The Mudcat Café TM
Thread #133589   Message #3032596
Posted By: Rain Dog
15-Nov-10 - 08:29 AM
Thread Name: Still Folk Dancing-After All These Years
Subject: Still Folk Dancing-After All These Years
I don't think anyone has posted about this yet. Apologies if they have.

Still Folk Dancing ... After All These Years
Friday 10 December
9.00-10.00pm BBC FOUR


Becky and Rachel Unthank explore the folk dance traditions of EnglandYoung Northumbrian folk singers and sisters Rachel and Becky Unthank take a journey around England from spring to autumn 2010 to experience living folk dance traditions in action.

Themselves Northumberland clog dancers, they explore a shared passion for dance that comes from a place, a people or a season and make some moving and unexpected discoveries.

On a journey through the back gardens and narrow streets of towns and villages from Newcastle to Penzance they discover the most surprising dances, ceremonies, rituals and drunken antics that mark the turning of the seasons and the passing of the year.

On their journey, The Unthanks learn about the evolving history of the dances, whether connected to the land and the cycles of fertility, or to working customs and practices in industrial towns. They talk to local historians and visit Cecil Sharp House to explore the 20th-century revival of these dances and their codification through Sharp and others.
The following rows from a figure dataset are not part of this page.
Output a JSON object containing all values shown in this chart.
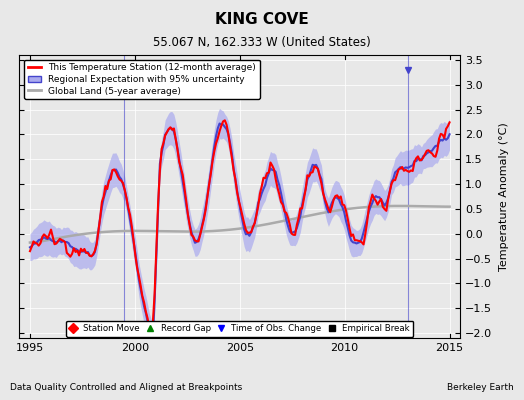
{
  "title": "KING COVE",
  "subtitle": "55.067 N, 162.333 W (United States)",
  "ylabel": "Temperature Anomaly (°C)",
  "xlabel_left": "Data Quality Controlled and Aligned at Breakpoints",
  "xlabel_right": "Berkeley Earth",
  "ylim": [
    -2.1,
    3.6
  ],
  "xlim": [
    1994.5,
    2015.5
  ],
  "yticks": [
    -2,
    -1.5,
    -1,
    -0.5,
    0,
    0.5,
    1,
    1.5,
    2,
    2.5,
    3,
    3.5
  ],
  "xticks": [
    1995,
    2000,
    2005,
    2010,
    2015
  ],
  "background_color": "#e8e8e8",
  "plot_bg_color": "#e8e8e8",
  "legend_entries": [
    "This Temperature Station (12-month average)",
    "Regional Expectation with 95% uncertainty",
    "Global Land (5-year average)"
  ],
  "marker_legend": [
    {
      "label": "Station Move",
      "color": "red",
      "marker": "D"
    },
    {
      "label": "Record Gap",
      "color": "green",
      "marker": "^"
    },
    {
      "label": "Time of Obs. Change",
      "color": "blue",
      "marker": "v"
    },
    {
      "label": "Empirical Break",
      "color": "black",
      "marker": "s"
    }
  ],
  "regional_color": "#4444cc",
  "regional_fill_color": "#aaaaee",
  "station_color": "red",
  "global_color": "#aaaaaa",
  "time_obs_change_years": [
    1999.5,
    2013.0
  ]
}
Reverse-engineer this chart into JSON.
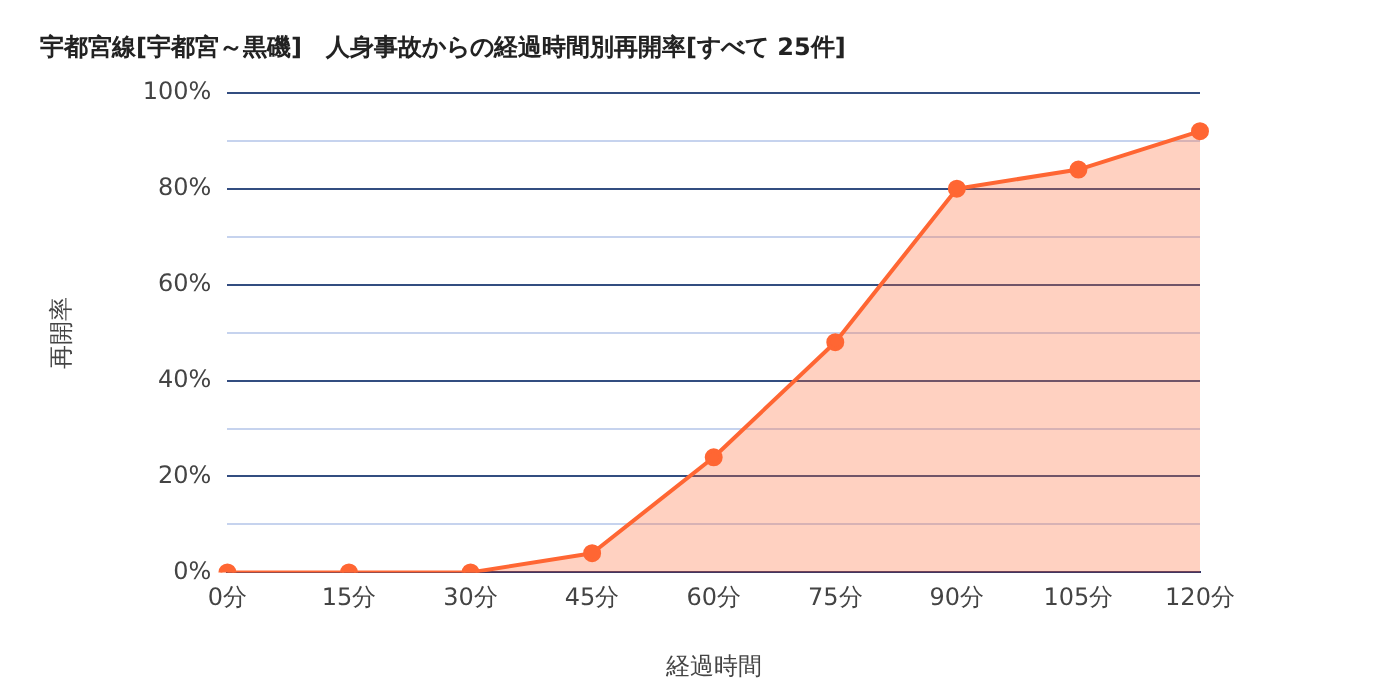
{
  "chart_data": {
    "type": "area",
    "title": "宇都宮線[宇都宮～黒磯]　人身事故からの経過時間別再開率[すべて 25件]",
    "xlabel": "経過時間",
    "ylabel": "再開率",
    "categories": [
      "0分",
      "15分",
      "30分",
      "45分",
      "60分",
      "75分",
      "90分",
      "105分",
      "120分"
    ],
    "series": [
      {
        "color": "#ff6633",
        "values": [
          0,
          0,
          0,
          4,
          24,
          48,
          80,
          84,
          92
        ]
      }
    ],
    "ylim": [
      0,
      100
    ],
    "yticks": [
      {
        "value": 0,
        "label": "0%"
      },
      {
        "value": 10,
        "label": null
      },
      {
        "value": 20,
        "label": "20%"
      },
      {
        "value": 30,
        "label": null
      },
      {
        "value": 40,
        "label": "40%"
      },
      {
        "value": 50,
        "label": null
      },
      {
        "value": 60,
        "label": "60%"
      },
      {
        "value": 70,
        "label": null
      },
      {
        "value": 80,
        "label": "80%"
      },
      {
        "value": 90,
        "label": null
      },
      {
        "value": 100,
        "label": "100%"
      }
    ],
    "grid": "y",
    "legend": false,
    "marker": "circle",
    "line_style": "solid"
  }
}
There's also extraordinary film archive of the dances through the decades showing that, although the people have changed, the dances have remained often remarkably constant.

The Unthanks are a Mercury-nominated English folk group, but this programme sees the sisters going back to their Northumberland clog dancing roots. Along their travels, they observe and try other English dances including travellers' step dancing in Suffolk, to horn dancing with huge antlers in Abbots Bromley and stick dancing in Oxfordshire.

As the Unthanks complete their journey, they reflect on the curious but vibrant world of local dances which flies in the face of modernisation and sometimes of ridicule, to keep the traditions and the steps alive.